Florida duyduğu cümleyi kavramaya çalışıyordu. Jonathan başka birisiyle mi evlenmişti? Şimdiye kadar Jonathan'dan nefret etse de, ona tecavüz ettiği için iğrense de, belki de bu kadar zamandır Florida'yı ayakta tutan Jonathan'nın aşkıydı.
Florida gözlerinin dolduğunu belli etmemek için sola dönerek bahçeyi izlemeye başladı.
Florida:
-Ne zaman?
Jonathan Florida'yı izliyordu. Yıllar geçmesine rağmen bu duruşu 'bu sarayın prensesi benim' diyordu.
Azrail:
-Yeni dünyaya gittiğim ilk zamanlar tanıştığım bir kadındı.
Florida bakışlarını yere indirdi. Demek yıllardır Jonathan başka bir kadınla yaşarken o kendine eziyet ediyordu. Bazen 'keşke sevgimi ona göstere bilseydim' diye yanan kalbi şu an paramparçaydı. Paramparça mıydı? Onu bile bilmiyordu. Bu kalp kırılmayı, parçalara bölünmeği öğrenmemişti ki. Her şeyde ilk olduğu gibi bunda da ilkti Jonathan. Sırf bu yüzden bile tekrar kalbine küfür etti Florida.
Azrail:
-Zavallı kadın bebeği ile beraber sokağa atılmıştı. Zaman geçtikçe bana aşık olmaya başladı. Bunu değişen haraketlerinden anlıyordum.
Florida sakince dinliyordu.
Azrail:
-Bana aşk dolu gözlerle bakıyordu. Yıllardır bana öyle bakman için o kadar uğraşmışken o kadın hiç uğraşmama rağmen aşkla bakıyordu.
Florida derin bir nefes aldı. Daha sonra bakışlarını Azrail'e dikti. Önceki yaşlı bakışlardan geriye kuru alevler kalmıştı.
Florida:
-Bir kadın kendisine tecavüz eden adama nasıl aşk dolu gözlerle bakabilir, Azrail!
Leonard:
-Düşesim..
İkili hemen sağa dönünce Leonard ile karşılaştı.
Florida:
-Leonard?
Leonard annesinin önüne geçerek annesini kolları arasına aldı.
Florida:
-Oğlum, sen ne zaman öğrendin?
Leonard annesinin saçından öptü.
Azrail anne ve oğul ikilisini izliyordu. Oğlu ile gurur duymak için fazla nedeni vardı. Ona gurur dolu gözlerle bakıyordu. Ne olursa olsun annesinin arkasında kocaman bir dağ vardı. Ve o kocaman dağ Leonard'dı.
Leonard:
-Çoğu şeyi öğrendim, düşesim. Fakat benim anneme tecavüz edecek kadar cüretkar olduğunu bilmiyordum.
Leonard elini belindeki hançerine götürünce Florida Leonard'ın elinden tuttu.

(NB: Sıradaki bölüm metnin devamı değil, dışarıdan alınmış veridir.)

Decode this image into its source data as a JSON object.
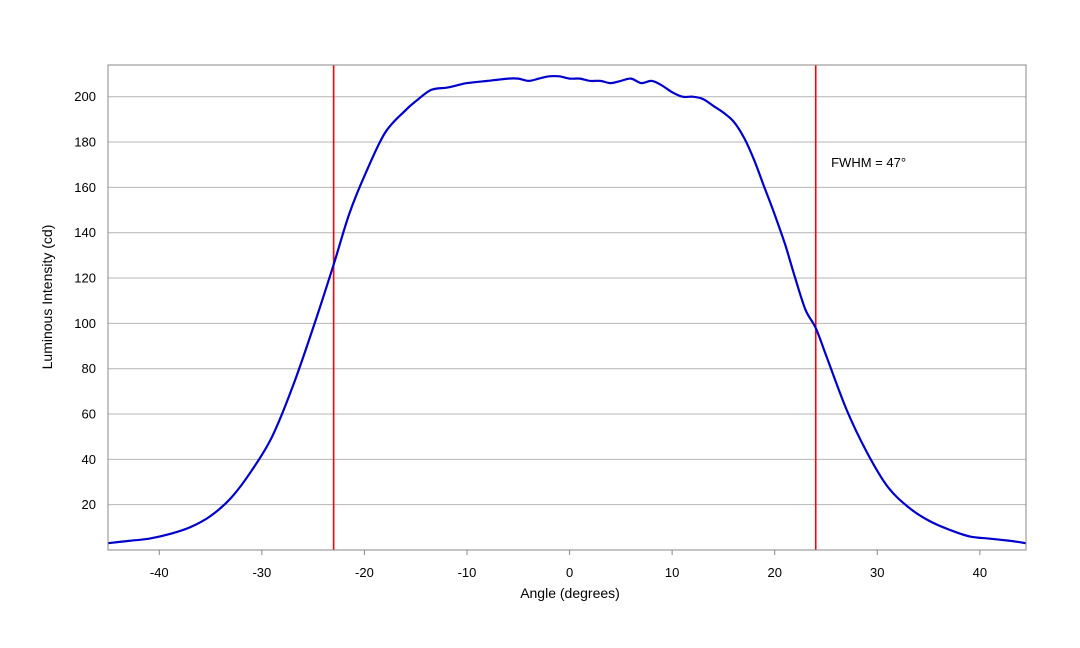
{
  "chart_data": {
    "type": "line",
    "title": "",
    "xlabel": "Angle (degrees)",
    "ylabel": "Luminous Intensity (cd)",
    "xlim": [
      -45,
      44.5
    ],
    "ylim": [
      0,
      214
    ],
    "xticks": [
      -40,
      -30,
      -20,
      -10,
      0,
      10,
      20,
      30,
      40
    ],
    "yticks": [
      20,
      40,
      60,
      80,
      100,
      120,
      140,
      160,
      180,
      200
    ],
    "grid": "horizontal",
    "legend": "none",
    "series": [
      {
        "color": "#0000cc",
        "x": [
          -45,
          -43,
          -41,
          -39,
          -37,
          -35,
          -33,
          -31,
          -29,
          -27,
          -25,
          -23,
          -21.5,
          -20,
          -18,
          -16,
          -15,
          -13.5,
          -12,
          -11,
          -10,
          -8,
          -6,
          -5,
          -4,
          -3,
          -2,
          -1,
          0,
          1,
          2,
          3,
          4,
          5,
          6,
          7,
          8,
          9,
          10,
          11,
          12,
          13,
          14,
          15,
          16,
          17,
          18,
          19,
          20,
          21,
          22,
          23,
          24,
          25,
          27,
          29,
          31,
          33,
          35,
          37,
          39,
          41,
          43,
          44.5
        ],
        "values": [
          3,
          4,
          5,
          7,
          10,
          15,
          23,
          35,
          50,
          72,
          98,
          126,
          148,
          165,
          184,
          194,
          198,
          203,
          204,
          205,
          206,
          207,
          208,
          208,
          207,
          208,
          209,
          209,
          208,
          208,
          207,
          207,
          206,
          207,
          208,
          206,
          207,
          205,
          202,
          200,
          200,
          199,
          196,
          193,
          189,
          182,
          172,
          160,
          148,
          135,
          120,
          106,
          98,
          86,
          62,
          43,
          28,
          19,
          13,
          9,
          6,
          5,
          4,
          3
        ]
      }
    ],
    "vlines": [
      {
        "x": -23,
        "color": "#ff0000"
      },
      {
        "x": 24,
        "color": "#ff0000"
      }
    ],
    "annotations": [
      {
        "text": "FWHM = 47°",
        "x": 25.5,
        "y": 169
      }
    ]
  }
}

Leonard öfke dolu gözlerini avına dikmiş bir haraket bekliyordu. Oysa Azrail 'Leonard'ın elinden ölüme bile razıyım' der gibi rahattı. Leonard sonunda derin bir nefes aldı.
Leonard:
-Bir daha ne annemin, ne de ailemden her hangi birinin yanında sizi görürsem boynunuz hançerimin yeni hedefi olur!
Azrail:
-O aile benim de ailem.
Leonard kahkaha attı. Balkondakiler dönerek düke baktı.
ŞİMDİ OKUDUĞUN
sırlar ve tesadüfler
Historical Fictionİngilterenin en zengin, genç ve bir o kadarda yakışıklı Düklerinden Dük Westmoreland. Kaderine bir tren istasyonunda acımasızca karar verilen bir Rahibe. Dük Westmoreland ablasının düşmanına kaçmasından doğan Leydiyi ararken, Leydi Rahibe Yvona'ya...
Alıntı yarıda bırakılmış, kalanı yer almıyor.